Kahlo lived in explosive times and under volatile conditions, which can only be sketched here. But even a sketch provides a clue as to the source of her capacity to depict pain, anguish and uncertainty in such a resolute manner. The occasionally shocking brutality of her art combined with an ambivalent, disturbing atmosphere that is often difficult to pinpoint precisely in her pictures. These qualities cannot be reduced merely to earlier civil war experiences, her personal problems, her complicated relationship with Rivera, and her tendency to dwell on the Mexican mentality and its supposed special relationship to death.

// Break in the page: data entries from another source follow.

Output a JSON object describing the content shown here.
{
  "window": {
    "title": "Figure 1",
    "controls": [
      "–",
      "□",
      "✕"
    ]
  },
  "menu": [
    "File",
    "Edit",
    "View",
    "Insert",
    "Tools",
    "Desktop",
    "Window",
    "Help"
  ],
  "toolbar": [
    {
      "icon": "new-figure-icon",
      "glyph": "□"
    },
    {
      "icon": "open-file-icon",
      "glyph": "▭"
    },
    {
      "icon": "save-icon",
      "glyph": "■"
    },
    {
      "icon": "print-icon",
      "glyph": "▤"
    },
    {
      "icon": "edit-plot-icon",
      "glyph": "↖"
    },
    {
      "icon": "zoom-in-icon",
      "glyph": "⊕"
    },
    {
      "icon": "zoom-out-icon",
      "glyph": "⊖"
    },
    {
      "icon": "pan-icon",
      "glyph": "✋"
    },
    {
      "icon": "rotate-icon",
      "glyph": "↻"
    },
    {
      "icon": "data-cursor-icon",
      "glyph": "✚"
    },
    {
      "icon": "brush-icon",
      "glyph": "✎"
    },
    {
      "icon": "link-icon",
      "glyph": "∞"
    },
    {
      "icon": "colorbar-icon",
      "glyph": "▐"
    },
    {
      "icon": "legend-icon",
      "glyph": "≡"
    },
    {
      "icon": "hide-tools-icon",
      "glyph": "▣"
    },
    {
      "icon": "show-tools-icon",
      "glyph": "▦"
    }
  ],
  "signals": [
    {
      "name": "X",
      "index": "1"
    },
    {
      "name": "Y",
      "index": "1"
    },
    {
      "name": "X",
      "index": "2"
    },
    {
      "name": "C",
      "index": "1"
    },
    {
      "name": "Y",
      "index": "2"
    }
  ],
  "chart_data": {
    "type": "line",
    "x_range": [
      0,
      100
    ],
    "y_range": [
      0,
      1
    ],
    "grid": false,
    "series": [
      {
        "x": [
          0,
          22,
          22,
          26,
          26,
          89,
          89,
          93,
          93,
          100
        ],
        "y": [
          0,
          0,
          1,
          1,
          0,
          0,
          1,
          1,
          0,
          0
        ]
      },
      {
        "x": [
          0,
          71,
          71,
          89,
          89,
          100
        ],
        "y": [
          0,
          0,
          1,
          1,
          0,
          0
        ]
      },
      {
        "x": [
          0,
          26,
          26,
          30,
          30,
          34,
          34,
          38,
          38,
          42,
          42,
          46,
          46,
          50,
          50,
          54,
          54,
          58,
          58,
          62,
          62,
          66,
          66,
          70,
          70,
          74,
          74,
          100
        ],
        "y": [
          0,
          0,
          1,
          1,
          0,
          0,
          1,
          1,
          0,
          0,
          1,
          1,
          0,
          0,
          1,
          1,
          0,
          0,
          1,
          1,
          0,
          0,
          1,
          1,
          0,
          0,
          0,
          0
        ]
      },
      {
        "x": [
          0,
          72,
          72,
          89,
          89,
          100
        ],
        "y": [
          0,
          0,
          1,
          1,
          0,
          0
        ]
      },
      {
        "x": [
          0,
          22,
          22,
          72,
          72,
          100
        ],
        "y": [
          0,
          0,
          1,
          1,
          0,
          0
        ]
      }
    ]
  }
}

It is through her aesthetic confrontation with Mexican tradition, in the context of the great events of the 20th century, that Kahlo manages to transcend folkloric celebration of eternal cycles of nature and the passive dualism of peasant art. The tension in Kahlo’s pictures, with their enigmatic symbols, arises from the shattering of this old dualism through the creation of a harmonic double tone. Her dualism—often depicted in the form of her relationship with Rivera; for example, in Embracing the Universe or Diego, Me and Xolotl (1949)—is strife-torn, occasionally destructive, and a certain mood of hostility underlies the apparent passivity. These pictures cry out for the peace and harmony that are beyond the realm of possibility.

This contrast is also to be found in Kahlo’s “cult of nature”. Symbols of fertility—a lushly rampant, cosmic and natural vitality—stand in contrast to the emblems of her miscarriage and her bodily suffering. Nature and the body become semaphores, as does Frida, by presenting herself interwoven with nature, or merely dressed in traditional Mexican clothing.

Perhaps Frida Kahlo’s most popular portrait is The Broken Column (1944). When one considers the historical background of this and other paintings, it is difficult to look at them and think only of her physical illness. There was something else in her soul that was broken, something that could only be painfully held together with the aid of her art.